É dever dos Estados atuar com a devida diligência para
prevenir, investigar, processar, punir e reparar a violência contra a mulher,
assegurando às mulheres recursos idôneos e efetivos. A tolerância estatal à
violência contra a mulher perpetua a impunidade, simbolizando uma grave
violência institucional que se soma ao padrão de violência sofrido por
mulheres.
Nesse contexto, há urgência na adoção de medidas voltadas à
prevenção e à repressão da violência sexual do estupro, bem como à proteção de
suas vítimas. Fundamental é avançar no Pacto Nacional pelo Enfrentamento à
Violência contra a Mulher, lançado em 2007, envolvendo todas as esferas
federativas com o objetivo de consolidar uma Política Nacional de Enfrentamento
à Violência contra as Mulheres, por meio da implementação de políticas públicas
integradas.
Entre os desafios ao enfrentamento da violência sexual do
estupro, destacam-se:
1) mapear a situação da violência sexual contra a mulher
(mediante a sistematização de dados, adotando ficha de notificação compulsória
de casos de violência sexual nos serviços de saúde, identificando o alcance, o
impacto e as vítimas da violência);
2) ampliar ações de conscientização e sensibilização
pública, por meio de campanha nacional contra a violência sexual contra as
mulheres e meninas e pela promoção da igualdade de gênero;
3) fortalecer serviços de denúncia (enfrentando a
impunidade, que se mostra ainda mais latente nos casos de violência sexual, que
em geral nem sequer são comunicados à polícia em virtude do medo e da vergonha
da vítima);
4) fomentar programas de treinamento e capacitação para
enfrentar a violência sexual contra as mulheres especialmente nas áreas da
segurança e da Justiça (combatendo os estereótipos de gênero baseados em
preconceito que ameaçam a credibilidade da mulher, levando ao desprezo de suas
denúncias);
5) avançar na atuação integrada e articulada de
instituições, sob a perspectiva multidisciplinar e transetorial, visando à
prevenção e repressão à violência sexual do estupro;
6) conferir proteção e assistência às vítimas; e
7) identificar e implementar as práticas exitosas para o
eficaz combate à violência sexual contra a mulher.

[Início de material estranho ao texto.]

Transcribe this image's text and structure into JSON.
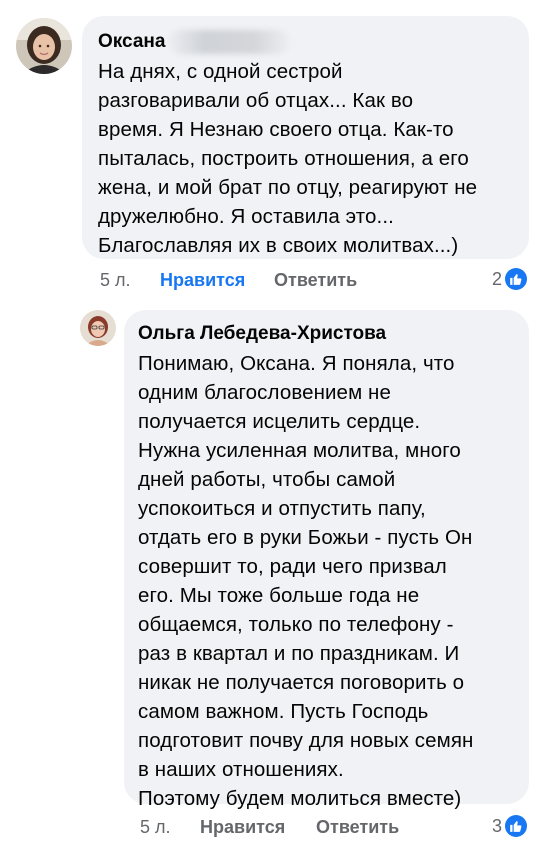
{
  "comments": [
    {
      "author": "Оксана",
      "text": "На днях,  с одной сестрой\nразговаривали об отцах... Как во\nвремя. Я Незнаю  своего отца. Как-то\nпыталась, построить отношения, а его\nжена, и мой брат по отцу, реагируют не\nдружелюбно. Я оставила это...\nБлагославляя их в своих молитвах...)",
      "age": "5 л.",
      "like_label": "Нравится",
      "reply_label": "Ответить",
      "reaction_count": "2",
      "liked": true
    },
    {
      "author": "Ольга Лебедева-Христова",
      "text": "Понимаю, Оксана. Я поняла, что\nодним благословением не\nполучается исцелить сердце.\nНужна усиленная молитва, много\nдней работы, чтобы самой\nуспокоиться и отпустить папу,\nотдать его в руки Божьи - пусть Он\nсовершит то, ради чего призвал\nего. Мы тоже больше года не\nобщаемся, только по телефону -\nраз в квартал и по праздникам. И\nникак не получается поговорить о\nсамом важном. Пусть Господь\nподготовит почву для новых семян\nв наших отношениях.\nПоэтому будем молиться вместе)",
      "age": "5 л.",
      "like_label": "Нравится",
      "reply_label": "Ответить",
      "reaction_count": "3",
      "liked": false
    }
  ],
  "colors": {
    "bubble": "#f0f2f5",
    "meta_text": "#65676b",
    "like_active": "#1877f2",
    "reaction_badge": "#1877f2"
  },
  "icons": {
    "reaction": "thumbs-up-icon"
  }
}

A adoção de políticas públicas voltadas à prevenção, punição
e erradicação da violência contra a mulher, em todas as suas manifestações,
surge como imperativo de justiça e respeito aos direitos das vítimas dessa
grave violação que ameaça o destino e rouba a vida de tantas mulheres.
Flávia é professora doutora da PUC/SP, membro do Cladem
(Comitê Latino-Americano e do Caribe para a defesa dos direitos da mulher) e do
Conselho de Defesa dos Direitos da Pessoa Humana e procuradora do estado.
Sílvia é professora doutora da PUC/SP, membro do Cladem,
membro da comissão de Cidadania e Reprodução e membro do Comitê da ONU sobre a
Eliminação da Discriminação Contra a Mulher.